2018 Subscription Members will receive copies of this
corpus. 2018 Standard Members may request a copy as part of their 16 free
membership corpora. Non-members may license this data for a fee.
*
(3) TAC KBP Comprehensive English
Source Corpora 2009-2014 was developed by LDC and
contains the 3,877,207 English source documents used in support of the TAC KBP
tasks from 2009-2014. Text Analysis Conference (TAC) is a series of
workshops organized by the National Institute of Standards and Technology (NIST). TAC was
developed to encourage research in natural language processing and related
applications by providing a large test collection, common evaluation
procedures, and a forum for researchers to share their results. Through its
various evaluations, the Knowledge Base Population (KBP) track of TAC
encourages the development of systems that can match entities mentioned in
natural texts with those appearing in a knowledge base and extract novel
information about entities from a document collection and add it to a new or
existing knowledge base.
The source data consists of newswire,
broadcast material, and web text collected by LDC. Documents are released as a
collection of zip files for overall compactness, and ease and efficiency of
use. When unpacked, the documents are all UTF-8 text files with a basic markup
structure.
TAC KBP Comprehensive English
Source Corpora 2009-2014 is distributed via web download.

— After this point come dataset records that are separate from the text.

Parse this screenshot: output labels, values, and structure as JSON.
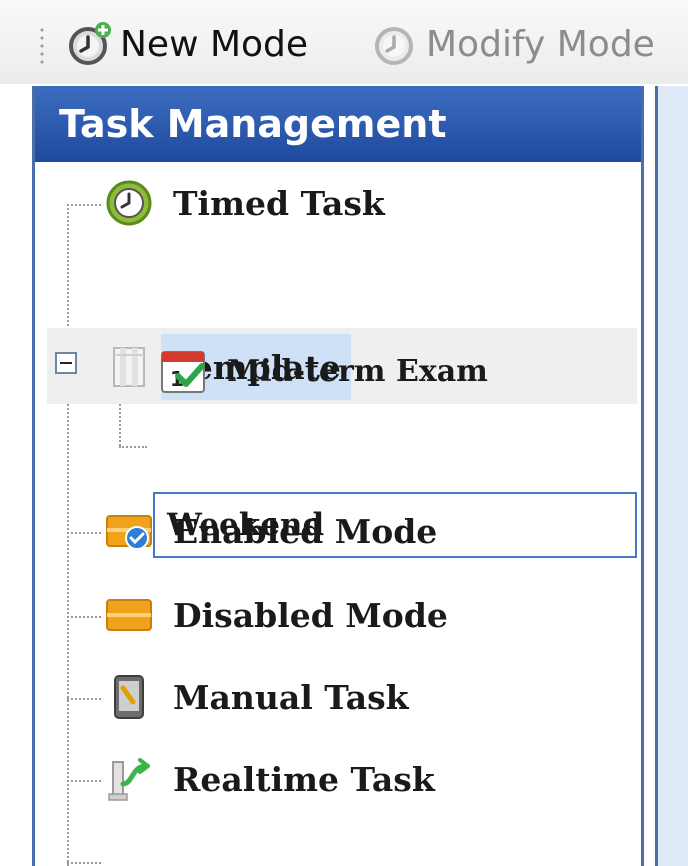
{
  "toolbar": {
    "new_mode_label": "New Mode",
    "modify_mode_label": "Modify Mode"
  },
  "panel": {
    "title": "Task Management"
  },
  "tree": {
    "timed_task": "Timed Task",
    "template": "Template",
    "mid_term_exam": "Mid-term Exam",
    "weekend": "Weekend",
    "enabled_mode": "Enabled Mode",
    "disabled_mode": "Disabled Mode",
    "manual_task": "Manual Task",
    "realtime_task": "Realtime Task"
  },
  "colors": {
    "header": "#2a56a8",
    "selection": "#cfe1f6",
    "edit_border": "#4a79c4"
  }
}
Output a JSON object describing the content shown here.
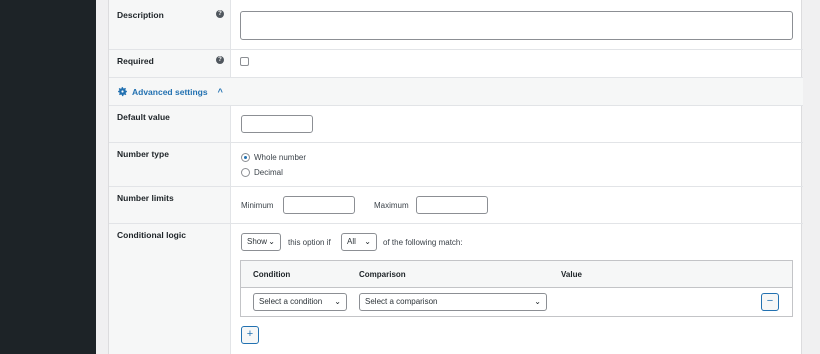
{
  "fields": {
    "description": {
      "label": "Description",
      "help": "?"
    },
    "required": {
      "label": "Required",
      "help": "?"
    },
    "advanced": {
      "label": "Advanced settings"
    },
    "default_value": {
      "label": "Default value",
      "value": ""
    },
    "number_type": {
      "label": "Number type",
      "options": [
        "Whole number",
        "Decimal"
      ],
      "selected": "Whole number"
    },
    "number_limits": {
      "label": "Number limits",
      "min_label": "Minimum",
      "max_label": "Maximum"
    },
    "conditional_logic": {
      "label": "Conditional logic",
      "action": "Show",
      "text1": "this option if",
      "match": "All",
      "text2": "of the following match:",
      "columns": [
        "Condition",
        "Comparison",
        "Value"
      ],
      "condition_placeholder": "Select a condition",
      "comparison_placeholder": "Select a comparison",
      "remove_label": "−",
      "add_label": "+"
    }
  }
}
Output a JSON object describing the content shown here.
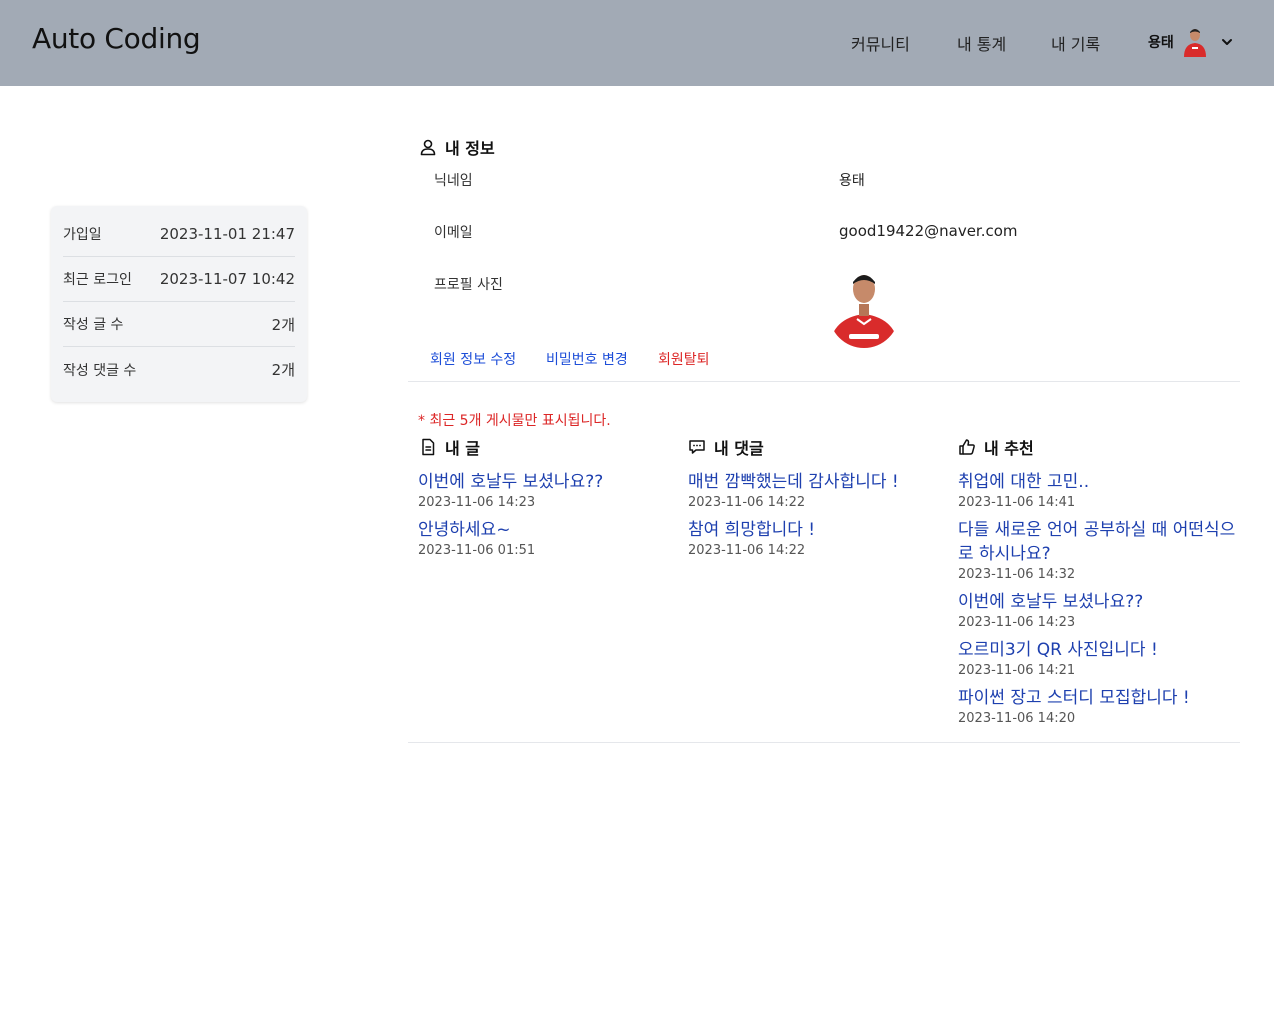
{
  "header": {
    "brand": "Auto Coding",
    "nav": [
      "커뮤니티",
      "내 통계",
      "내 기록"
    ],
    "user_name": "용태"
  },
  "stats": [
    {
      "label": "가입일",
      "value": "2023-11-01 21:47"
    },
    {
      "label": "최근 로그인",
      "value": "2023-11-07 10:42"
    },
    {
      "label": "작성 글 수",
      "value": "2개"
    },
    {
      "label": "작성 댓글 수",
      "value": "2개"
    }
  ],
  "profile": {
    "title": "내 정보",
    "nickname_label": "닉네임",
    "nickname": "용태",
    "email_label": "이메일",
    "email": "good19422@naver.com",
    "photo_label": "프로필 사진",
    "actions": {
      "edit": "회원 정보 수정",
      "password": "비밀번호 변경",
      "withdraw": "회원탈퇴"
    }
  },
  "notice": "* 최근 5개 게시물만 표시됩니다.",
  "my_posts": {
    "title": "내 글",
    "items": [
      {
        "title": "이번에 호날두 보셨나요??",
        "date": "2023-11-06 14:23"
      },
      {
        "title": "안녕하세요~",
        "date": "2023-11-06 01:51"
      }
    ]
  },
  "my_comments": {
    "title": "내 댓글",
    "items": [
      {
        "title": "매번 깜빡했는데 감사합니다 !",
        "date": "2023-11-06 14:22"
      },
      {
        "title": "참여 희망합니다 !",
        "date": "2023-11-06 14:22"
      }
    ]
  },
  "my_likes": {
    "title": "내 추천",
    "items": [
      {
        "title": "취업에 대한 고민..",
        "date": "2023-11-06 14:41"
      },
      {
        "title": "다들 새로운 언어 공부하실 때 어떤식으로 하시나요?",
        "date": "2023-11-06 14:32"
      },
      {
        "title": "이번에 호날두 보셨나요??",
        "date": "2023-11-06 14:23"
      },
      {
        "title": "오르미3기 QR 사진입니다 !",
        "date": "2023-11-06 14:21"
      },
      {
        "title": "파이썬 장고 스터디 모집합니다 !",
        "date": "2023-11-06 14:20"
      }
    ]
  },
  "colors": {
    "header_bg": "#a2aab5",
    "link": "#1e40af",
    "danger": "#dc2626",
    "card_bg": "#f3f4f6"
  }
}
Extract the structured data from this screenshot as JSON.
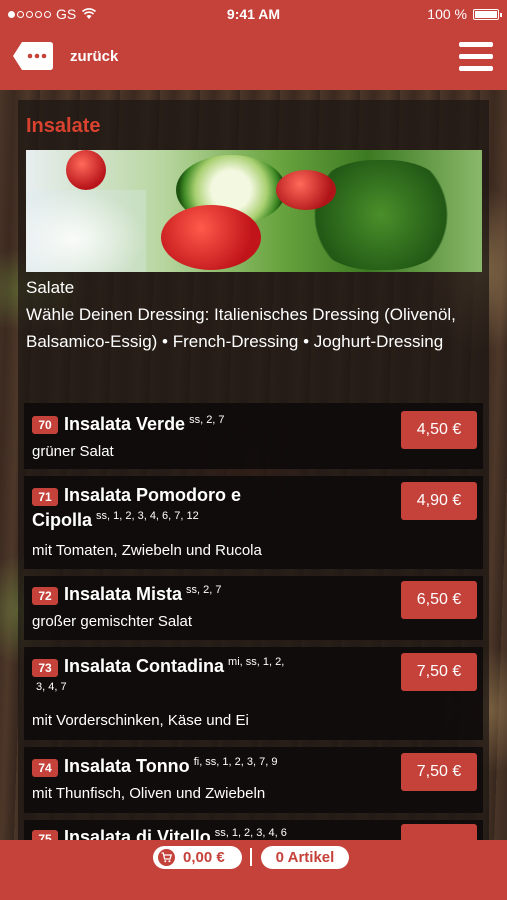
{
  "status": {
    "carrier": "GS",
    "time": "9:41 AM",
    "battery": "100 %"
  },
  "nav": {
    "back_label": "zurück"
  },
  "section": {
    "title": "Insalate",
    "description_title": "Salate",
    "description": "Wähle Deinen Dressing: Italienisches Dressing (Olivenöl, Balsamico-Essig) • French-Dressing • Joghurt-Dressing"
  },
  "items": [
    {
      "num": "70",
      "name": "Insalata Verde",
      "allergens": "ss, 2, 7",
      "desc": "grüner Salat",
      "price": "4,50 €"
    },
    {
      "num": "71",
      "name": "Insalata Pomodoro e",
      "name2": "Cipolla",
      "allergens": "ss, 1, 2, 3, 4, 6, 7, 12",
      "desc": "mit Tomaten, Zwiebeln und Rucola",
      "price": "4,90 €"
    },
    {
      "num": "72",
      "name": "Insalata Mista",
      "allergens": "ss, 2, 7",
      "desc": "großer gemischter Salat",
      "price": "6,50 €"
    },
    {
      "num": "73",
      "name": "Insalata Contadina",
      "allergens": "mi, ss, 1, 2,",
      "allergens2": "3, 4, 7",
      "desc": "mit Vorderschinken, Käse und Ei",
      "price": "7,50 €"
    },
    {
      "num": "74",
      "name": "Insalata Tonno",
      "allergens": "fi, ss, 1, 2, 3, 7, 9",
      "desc": "mit Thunfisch, Oliven und Zwiebeln",
      "price": "7,50 €"
    },
    {
      "num": "75",
      "name": "Insalata di Vitello",
      "allergens": "ss, 1, 2, 3, 4, 6",
      "price": ""
    }
  ],
  "footer": {
    "total": "0,00 €",
    "count": "0 Artikel"
  },
  "colors": {
    "accent": "#c5423b",
    "title_red": "#d8422e"
  }
}
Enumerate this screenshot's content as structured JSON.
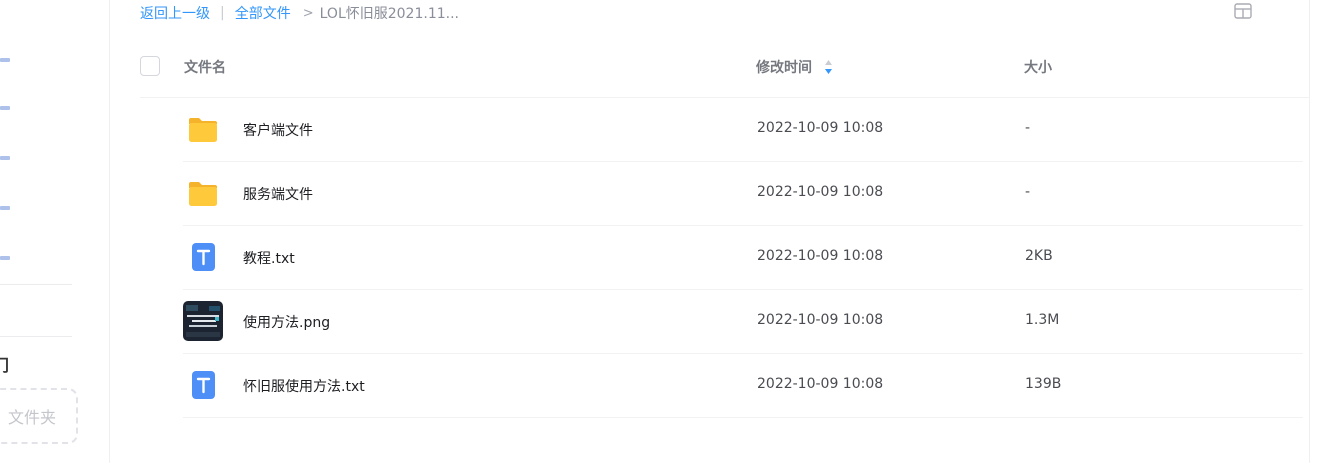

2018 Subscription Members will
receive copies of this corpus. 2018 Standard Members may request a copy as part
of their 16 free membership corpora. Non-members may license this data for a
fee.
*
(4) IARPA Babel Tok
Pisin Language Pack IARPA-babel207b-v1.0e was developed by Appen for the IARPA (Intelligence
Advanced Research Projects Activity) Babel program.
It contains approximately 200 hours of Tok Pisin conversational and scripted
telephone speech collected in 2013 along with corresponding transcripts.
The Tok Pisin speech in this release represents that spoken in the
Papuan dialect region of Papua New Guinea. The gender distribution among
speakers is approximately equal; speakers' ages range from 16 years to 65
years. Calls were made using different telephones (e.g., mobile, landline) from
a variety of environments including the street, a home or office, a public place,
and inside a vehicle.
IARPA Babel Tok Pisin Language Pack
IARPA-babel207b-v1.0e is available via web download.
2018 Subscription Members will receive copies of this
corpus provided they have submitted a completed copy of the special license
agreement. 2018 Standard Members may request a copy as part of their 16 free
membership corpora. Non-members may license this data for a fee.